FDA In Brief: FDA revises 2017 fish advice for pregnant and breastfeeding mothers and young children
July 2, 2019
“Fish and shellfish are an important part of a well-rounded diet. However, we know many consumers worry about mercury in fish and even choose to limit or avoid fish because of this concern. In fact, we have seen that women in the U.S. who are pregnant are consuming far less than the recommended amount of seafood,” said Susan Mayne, Ph.D., director of the FDA’s Center for Food Safety and Applied Nutrition. “One of our responsibilities at the FDA is to ensure that consumers have the best information available to make food choices that are good for their health and the health of their families. That’s why in 2017, the FDA, along with the EPA, issued advice regarding fish consumption for women who are pregnant or may become pregnant, as well as breastfeeding mothers and parents of young children. Today, we are revising this advice to provide further information about the potential health benefits of eating fish based on the 2015-2020 Dietary Guidelines for Americans. Our goal is to make sure Americans are equipped with this knowledge so that they can reap the benefits of eating fish, while choosing types of fish that are safe for them and their families to eat.”
In 2017, the U.S. Food and Drug Administration and U.S. Environmental Protection Agency released an easy-to-use reference chart to help consumers more easily understand the types of fish to eat more or less of based on their mercury levels.
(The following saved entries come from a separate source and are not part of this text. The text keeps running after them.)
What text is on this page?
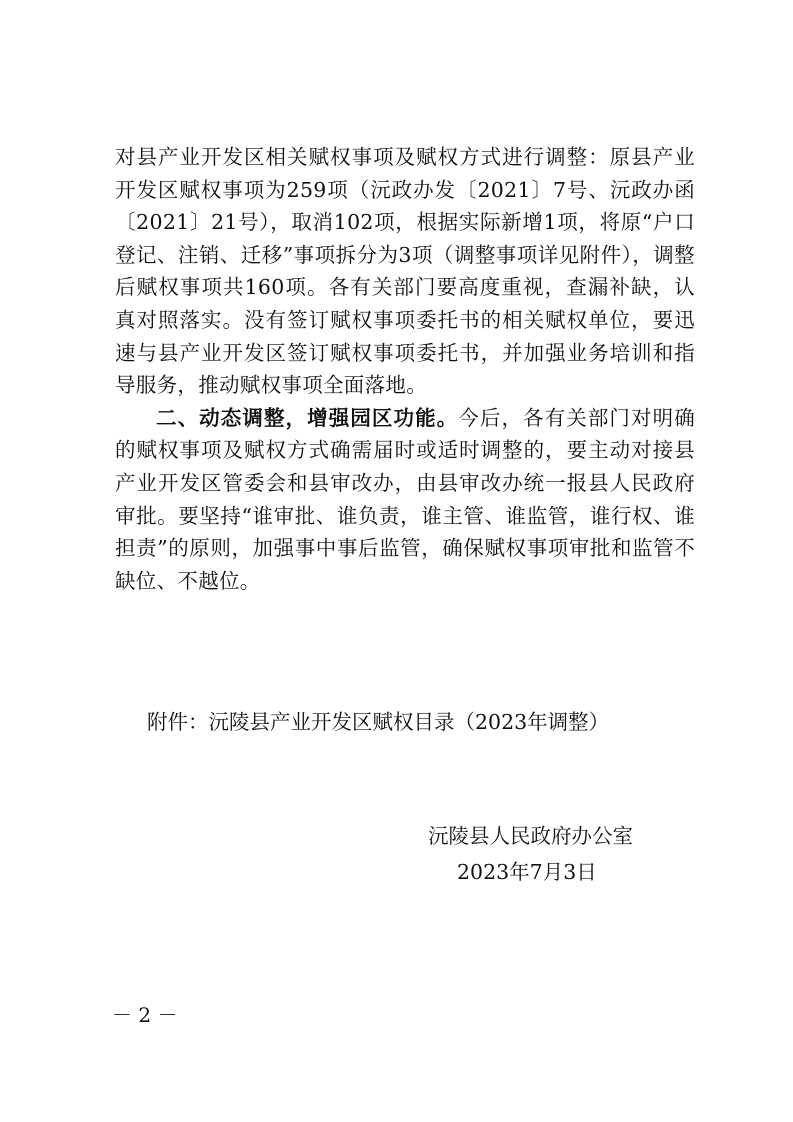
对县产业开发区相关赋权事项及赋权方式进行调整：原县产业开发区赋权事项为259项（沅政办发〔2021〕7号、沅政办函〔2021〕21号），取消102项，根据实际新增1项，将原“户口登记、注销、迁移”事项拆分为3项（调整事项详见附件），调整后赋权事项共160项。各有关部门要高度重视，查漏补缺，认真对照落实。没有签订赋权事项委托书的相关赋权单位，要迅速与县产业开发区签订赋权事项委托书，并加强业务培训和指导服务，推动赋权事项全面落地。

二、动态调整，增强园区功能。今后，各有关部门对明确的赋权事项及赋权方式确需届时或适时调整的，要主动对接县产业开发区管委会和县审改办，由县审改办统一报县人民政府审批。要坚持“谁审批、谁负责，谁主管、谁监管，谁行权、谁担责”的原则，加强事中事后监管，确保赋权事项审批和监管不缺位、不越位。

附件：沅陵县产业开发区赋权目录（2023年调整）
沅陵县人民政府办公室
2023年7月3日
－ 2 －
The information in the chart has not changed; however, the FDA is today releasing revised advice, which expands information about the benefits of fish as part of healthy eating patterns by promoting the science-based recommendations of the 2015-2020 Dietary Guidelines for Americans. These guidelines provide advice for people in the U.S. 2 years of age and older and recommend that adults eat at least 8 ounces of seafood per week based on a 2,000 calorie diet.
The FDA’s revised advice highlights the many nutrients found in fish, several of which have important roles in growth and development during pregnancy and early childhood. It also highlights the potential health benefits of eating fish as part of a healthy eating pattern, particularly for improving heart health and lowering the risk of obesity. The revision announced today is designed to help consumers who should limit their exposure to mercury choose from the many types of fish that are lower in mercury – including ones commonly found in grocery stores, such as salmon, shrimp, pollock, canned light tuna, tilapia, catfish and cod. It is important to note that women who might become pregnant, or who are pregnant or breastfeeding—along with young children—should avoid the few types of commercial fish with the highest levels of mercury listed on the chart.
This revision is being made in accordance with a provision of the Consolidated Appropriations Act of 2019.
The FDA, an agency within the U.S. Department of Health and Human Services, protects the public health by assuring the safety, effectiveness, and security of human and veterinary drugs, vaccines and other biological products for human use, and medical devices. The agency also is responsible for the safety and security of our nation’s food supply, cosmetics, dietary supplements, products that give off electronic radiation, and for regulating tobacco products.